Megève, l'Alpette, 1871 mètres d'altitude, 24 février 2023.


Fièrement équipés des éternelles chaussures lunaires, assurant à leur porteur une démarche de culbuto, de solaires, casques, gants et bâtons, et des indispensables skis ou autres planches fartées, les vacanciers de ces massifs savoyards ont fait leur le slogan emblématique de la fin des années 80, quand il y avait de la neige, « la montagne, ça vous gagne », relancé pour la saison 2022-2023 par France Montagnes, l’association fédérant les principaux acteurs du tourisme de montagne en France. Tout à leur joie, ils n’ont sans doute pas remarqué les grands corbeaux discrètement à l’affût des restes de certaines terrasses bondées des restaurants d’altitude, prêts à saisir l’opportunité d’un bon repas. Ils ne sont pas les seuls à avoir été gagnés par cette nouvelle montagne. Les volatiles aussi profitent.


Quand la demande persuade l’offre des vertus du ski en transat, l’avenir n’est pas loin de sourire à nouveau aux professionnels de la montagne, sauf s’ils persistent à vendre ce qui n’existe plus

Mais de quelle perspective économique parle-t-on ? Pour Megève, dont le nom celte, mageva, annonce un « village au milieu des eaux », personne ne s’offusquerait d’infléchir cet étymologie d’un « entre deux eaux », tant la capitale des sports d’hiver, trop frileuse pour regarder son avenir sans flocon, semble mise dos au mur par le réchauffement climatique.
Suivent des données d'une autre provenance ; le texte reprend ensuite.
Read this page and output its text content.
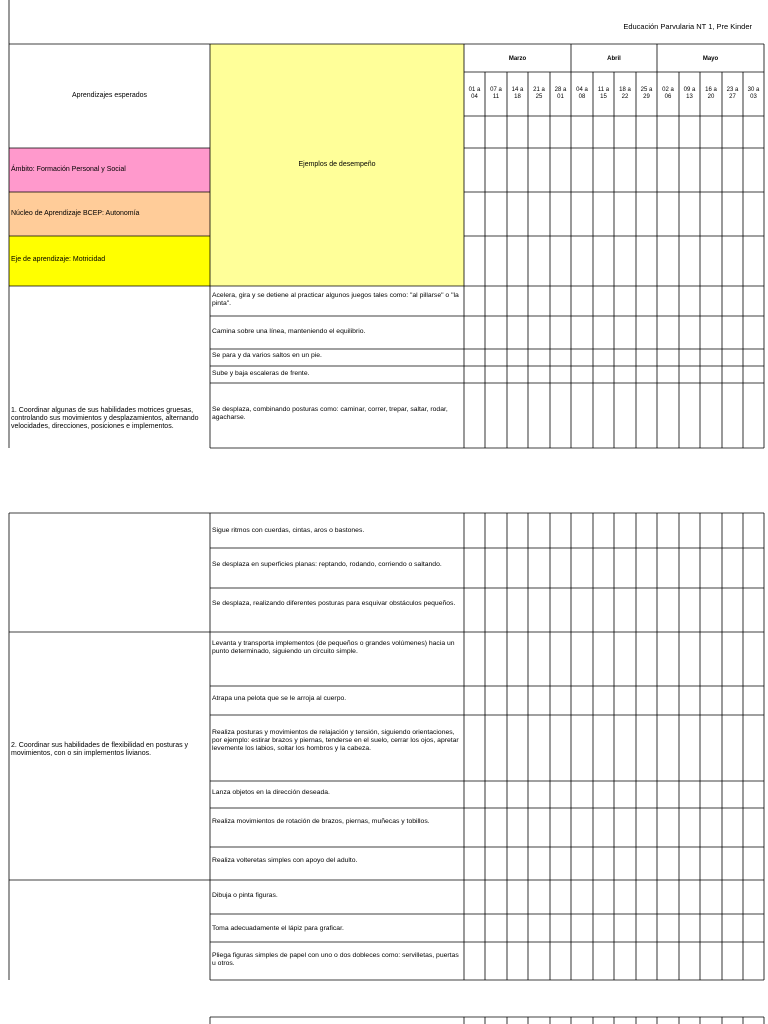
Educación Parvularia NT 1, Pre Kinder
Aprendizajes esperados
Ejemplos de desempeño
Marzo	Abril	Mayo
01 a
04
07 a
11
14 a
18
21 a
25
28 a
01
04 a
08
11 a
15
18 a
22
25 a
29
02 a
06
09 a
13
16 a
20
23 a
27
30 a
03
Ámbito: Formación Personal y Social
Núcleo de Aprendizaje BCEP: Autonomía
Eje de aprendizaje: Motricidad
1. Coordinar algunas de sus habilidades motrices gruesas, controlando sus movimientos y desplazamientos, alternando velocidades, direcciones, posiciones e implementos.
2. Coordinar sus habilidades de flexibilidad en posturas y movimientos, con o sin implementos livianos.
Acelera, gira y se detiene al practicar algunos juegos tales como: "al pillarse" o "la pinta".
Camina sobre una línea, manteniendo el equilibrio.
Se para y da varios saltos en un pie.
Sube y baja escaleras de frente.
Se desplaza, combinando posturas como: caminar, correr, trepar, saltar, rodar, agacharse.
Sigue ritmos con cuerdas, cintas, aros o bastones.
Se desplaza en superficies planas: reptando, rodando, corriendo o saltando.
Se desplaza, realizando diferentes posturas para esquivar obstáculos pequeños.
Levanta y transporta implementos (de pequeños o grandes volúmenes) hacia un punto determinado, siguiendo un circuito simple.
Atrapa una pelota que se le arroja al cuerpo.
Realiza posturas y movimientos de relajación y tensión, siguiendo orientaciones, por ejemplo: estirar brazos y piernas, tenderse en el suelo, cerrar los ojos, apretar levemente los labios, soltar los hombros y la cabeza.
Lanza objetos en la dirección deseada.
Realiza movimientos de rotación de brazos, piernas, muñecas y tobillos.
Realiza volteretas simples con apoyo del adulto.
Dibuja o pinta figuras.
Toma adecuadamente el lápiz para graficar.
Pliega figuras simples de papel con uno o dos dobleces como: servilletas, puertas u otros.
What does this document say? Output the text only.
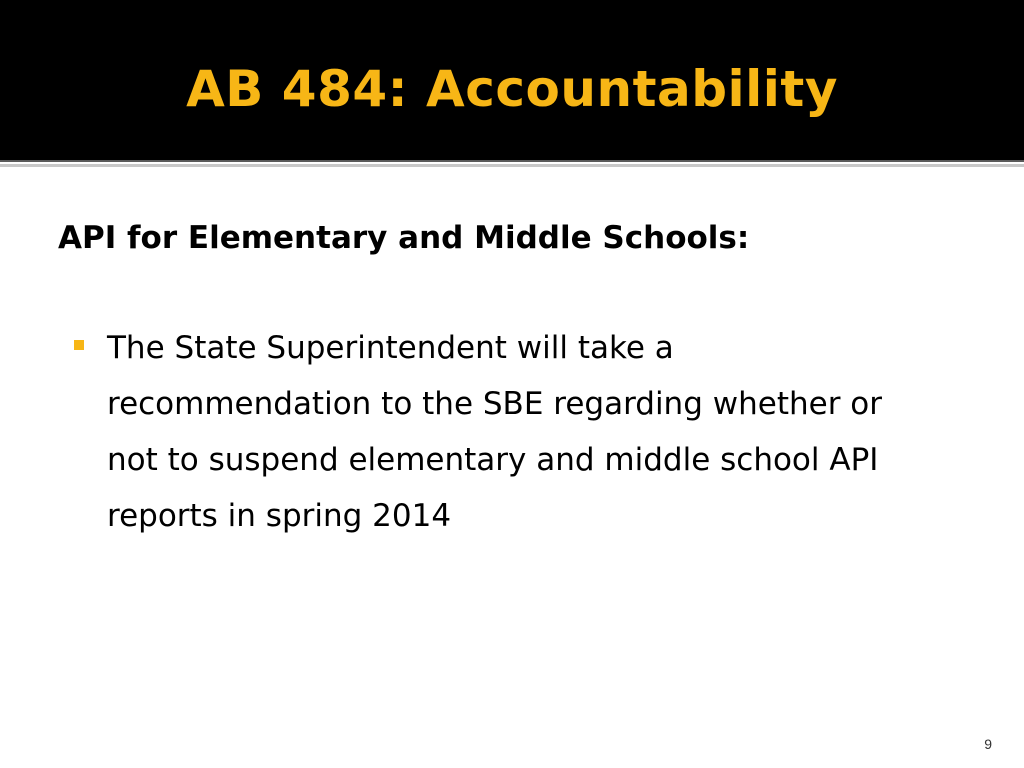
AB 484: Accountability
API for Elementary and Middle Schools:
The State Superintendent will take a recommendation to the SBE regarding whether or not to suspend elementary and middle school API reports in spring 2014
9
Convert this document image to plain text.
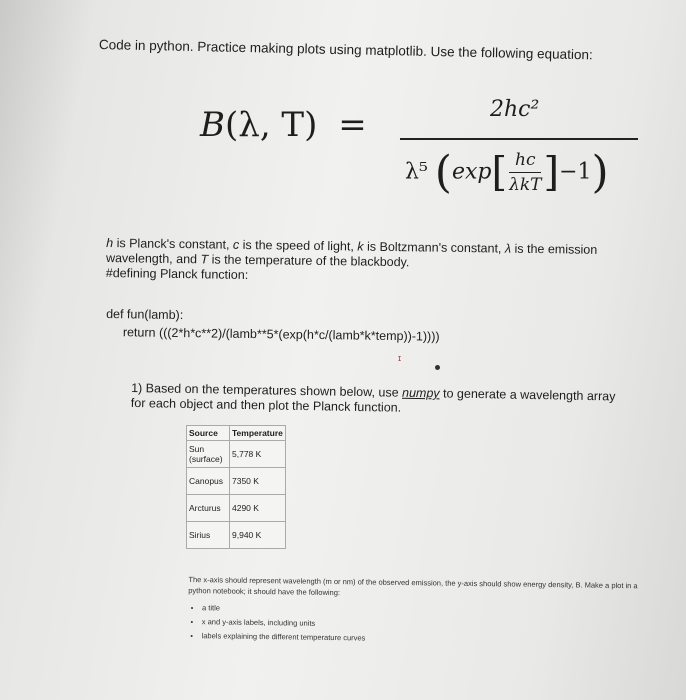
Code in python. Practice making plots using matplotlib. Use the following equation:
B(λ, T) =	2hc²
λ⁵ (exp[ hc
λkT]−1)
h is Planck's constant, c is the speed of light, k is Boltzmann's constant, λ is the emission wavelength, and T is the temperature of the blackbody.
#defining Planck function:
def fun(lamb):
return (((2*h*c**2)/(lamb**5*(exp(h*c/(lamb*k*temp))-1))))
ɪ
1) Based on the temperatures shown below, use numpy to generate a wavelength array for each object and then plot the Planck function.
Source	Temperature
Sun (surface)	5,778 K
Canopus	7350 K
Arcturus	4290 K
Sirius	9,940 K
The x-axis should represent wavelength (m or nm) of the observed emission, the y-axis should show energy density, B. Make a plot in a python notebook; it should have the following:
• a title
• x and y-axis labels, including units
• labels explaining the different temperature curves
À moins qu’elle ne se laisse influencer par les usagers, ces skieurs heureux de réinventer d’une façon inattendue un loisir qui fut inspiré par le sport, les arrêts tartiflettes et l’imaginaire des pentes enneigées. Quand la demande persuade l’offre des vertus du ski en transat, l’avenir n’est pas loin de sourire à nouveau aux professionnels de la montagne, sauf s’ils persistent à vendre ce qui n’existe plus.